SOM: Self Organizing Maps

Parameter Information


Basic Terminology

Node: an SOM structure to which expression elements are associated to form clusters.

SOM Vector: a vector of size n, associated with a node that represents the nodes location in the n dimensional space. Each node has one SOM Vector.

Training/Adaptation: the process of repositioning the SOM Nodes by altering their associated SOM Vectors. The adaptation process is a result of an expression element being associated with a node. The new position is determined by the distance between the expression element and the SOM Vector, the Alpha value, and the neighborhood convention (see below).

Topology: a two dimensional topology used to define how node-to-node distances are calculated.

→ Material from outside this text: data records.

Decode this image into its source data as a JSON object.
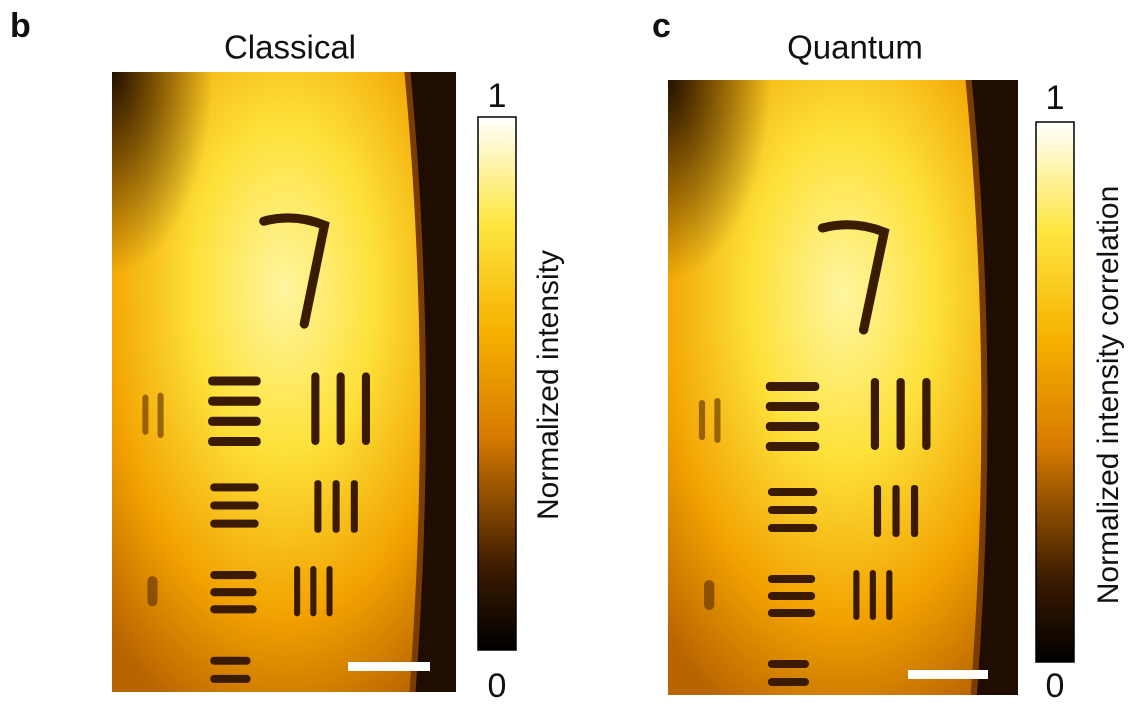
{
  "panels": [
    {
      "label": "b",
      "title": "Classical",
      "colorbar": {
        "label": "Normalized intensity",
        "ticks": [
          1,
          0
        ]
      }
    },
    {
      "label": "c",
      "title": "Quantum",
      "colorbar": {
        "label": "Normalized intensity correlation",
        "ticks": [
          1,
          0
        ]
      }
    }
  ]
}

Note that a cluster is a collection of expression elements associated with a Node.

Sample Selection

The sample selection option indicates whether to cluster genes or experiments.

Dimension X

This positive integer value determines the X dimension of the resulting topology.

Dimension Y

This positive integer value determines the Y dimension of the resulting topology. Note that Dimension X times Dimension Y gives the number of clusters that will be produced.

Iterations

This positive integer value indicates the total number of times that the data set will be presented to the network (or Map, Graph). Each expression element will be presented this number of times to train the Nodes.

Alpha

This value is used to scale the alteration of SOM vectors when a new expression vector is associated with a node.

Radius

When using the bubble neighborhood parameter this float value is used to define the extent of the neighborhood. If an SOM vector is within this distance from the winning node (the cluster to which an element has been assigned) then that Node (and SOM vector) is considered to be in the neighborhood and it's SOM vector is adapted.

Initialization

Random Genes or Random Experiments: Indicates that the initial SOM vectors will be selected at random as actual elements in the data.

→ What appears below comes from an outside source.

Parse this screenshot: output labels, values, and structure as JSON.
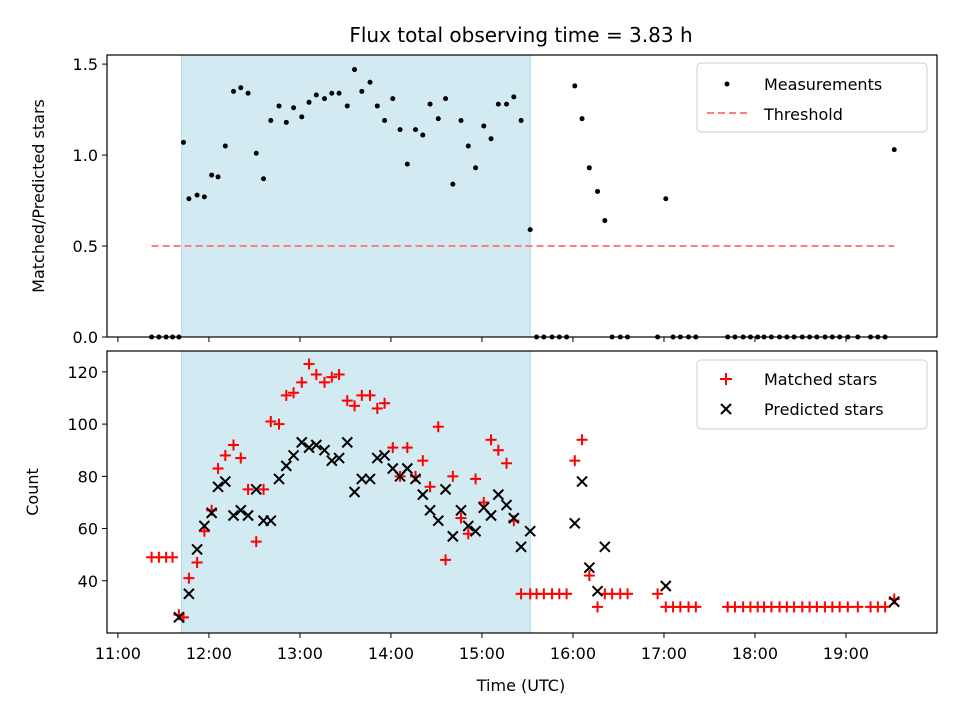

Random Vector: Indicates that the initial SOM vectors will be constructed as random vectors generated to reflect the magnitude of the data set. These initial vectors are not actual expression vectors in the data set.

Neighborhood

The neighborhood options indicate the conventions (formulas) used to update (adapt) an SOM vector once an expression vector has been added into a Node's neighborhood.

Bubble: This option uses the provided radius (see above) to determine which surrounding SOM nodes are in the neighborhood and therefore are candidates for adaptation. When this option is selected the Alpha parameter for scaling the adaptation is used directly as provided from the user.

Gaussian: This option forces all SOM vectors in the network to be adapted regardless of proximity to the winning node. In this case the Alpha parameter is scaled based on the distance between the SOM vector to be adapted and the winning node's SOM vector.

Topology

Indicates whether the topology should be rectangular or hexagonal. If rectangular topology is selected the node-to-node distance is determined as Euclidean distance within the two dimensional x-y grid. If hexagonal distance is used an appropriate formula is used to determine the distance given the coordinates of the two nodes.

Hierarchical Clustering

This check box selects whether to perform hierarchical clustering on the elements in each cluster created.